Americanization: A Movement to Promote the “Right” Culture

This week’s research demonstrated the development of a concept that quickly spread throughout education in America and Topeka. The movement to “Americanize” children and their families was an effort to cleanse immigrant communities of their non-American habits (although this affected other communities, for our purposes I chose to focus on the migrant Mexican community.) Americanization included teaching children and families about cleanliness, thrift, general home economics, and English. While the intentions may seem good, Americanization constructed an implicit dichotomy between the American and Mexican values. One was good. One was bad. One was important. One came from Mexico. One was taught in schools to correct the faults of the other. SceneFromLittleMexicoThe images above are drawings from the Topeka Daily State Journal from 1922 and 1917, respectively, that demonstrate the rhetoric that filled newspapers in the early decades of the 20th century. These images, in addition to the constant news about the Mexican Revolution and the tense climate in the Southwest border, created the precarious situation of Mexican immigrants in Topeka: people that were in a different culture repeatedly reported on the horrors of its Southwest neighbor.
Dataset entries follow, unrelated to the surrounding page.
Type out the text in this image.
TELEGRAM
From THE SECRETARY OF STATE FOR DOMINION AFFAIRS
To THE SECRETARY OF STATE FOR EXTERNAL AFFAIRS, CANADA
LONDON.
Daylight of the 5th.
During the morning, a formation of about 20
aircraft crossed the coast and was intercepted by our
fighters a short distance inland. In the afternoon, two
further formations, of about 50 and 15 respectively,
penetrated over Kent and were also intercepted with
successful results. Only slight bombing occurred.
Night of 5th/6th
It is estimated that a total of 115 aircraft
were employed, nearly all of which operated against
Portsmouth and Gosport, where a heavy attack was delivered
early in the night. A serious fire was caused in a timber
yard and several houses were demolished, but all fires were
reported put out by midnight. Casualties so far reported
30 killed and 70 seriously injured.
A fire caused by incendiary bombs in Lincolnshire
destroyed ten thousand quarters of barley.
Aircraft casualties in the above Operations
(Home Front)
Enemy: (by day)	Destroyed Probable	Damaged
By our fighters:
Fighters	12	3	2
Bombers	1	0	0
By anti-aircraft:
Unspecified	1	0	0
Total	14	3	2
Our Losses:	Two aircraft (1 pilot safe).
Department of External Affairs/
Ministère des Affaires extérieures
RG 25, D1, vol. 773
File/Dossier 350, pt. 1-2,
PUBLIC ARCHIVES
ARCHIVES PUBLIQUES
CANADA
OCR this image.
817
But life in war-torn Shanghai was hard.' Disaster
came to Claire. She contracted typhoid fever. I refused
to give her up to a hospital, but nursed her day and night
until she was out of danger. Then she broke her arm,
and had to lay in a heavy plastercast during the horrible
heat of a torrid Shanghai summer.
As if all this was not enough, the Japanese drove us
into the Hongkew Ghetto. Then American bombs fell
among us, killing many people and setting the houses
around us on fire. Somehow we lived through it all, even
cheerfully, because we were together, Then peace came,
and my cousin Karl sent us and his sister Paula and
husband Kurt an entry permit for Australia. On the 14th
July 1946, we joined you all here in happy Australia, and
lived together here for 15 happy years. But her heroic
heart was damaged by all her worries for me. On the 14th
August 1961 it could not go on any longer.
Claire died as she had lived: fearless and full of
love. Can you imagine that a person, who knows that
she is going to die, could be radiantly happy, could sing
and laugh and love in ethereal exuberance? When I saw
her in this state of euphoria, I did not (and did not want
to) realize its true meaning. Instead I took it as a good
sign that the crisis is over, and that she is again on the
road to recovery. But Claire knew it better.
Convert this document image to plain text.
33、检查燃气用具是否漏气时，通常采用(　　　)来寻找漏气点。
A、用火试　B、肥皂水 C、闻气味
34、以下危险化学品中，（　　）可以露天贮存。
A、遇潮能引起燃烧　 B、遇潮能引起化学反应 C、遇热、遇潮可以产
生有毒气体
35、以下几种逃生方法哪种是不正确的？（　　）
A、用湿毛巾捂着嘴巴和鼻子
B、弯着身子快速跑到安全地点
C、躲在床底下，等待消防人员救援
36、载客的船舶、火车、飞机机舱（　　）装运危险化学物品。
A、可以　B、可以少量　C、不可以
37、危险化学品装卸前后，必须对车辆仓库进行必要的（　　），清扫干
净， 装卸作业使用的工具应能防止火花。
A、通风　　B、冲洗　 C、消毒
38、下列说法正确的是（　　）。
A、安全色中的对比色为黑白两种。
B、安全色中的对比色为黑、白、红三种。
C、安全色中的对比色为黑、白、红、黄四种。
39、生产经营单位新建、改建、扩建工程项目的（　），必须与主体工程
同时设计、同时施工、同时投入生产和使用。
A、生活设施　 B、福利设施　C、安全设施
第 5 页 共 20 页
Therefore, it should be no surprise when the wave of Americanization hit Topeka, many families were throwing all their support on creating schools that would change immigrants. This anxiety is summed up by Humphrey W. Jones, the principal of the Branner School in 1922: “America cannot endure half foreign and half American…We must assimilate them or they will assimilate us.” The feelings associated with Americanization quickly evolved into an insidious agenda that created “Mexican schools” and created segregation in Topeka for Mexican students.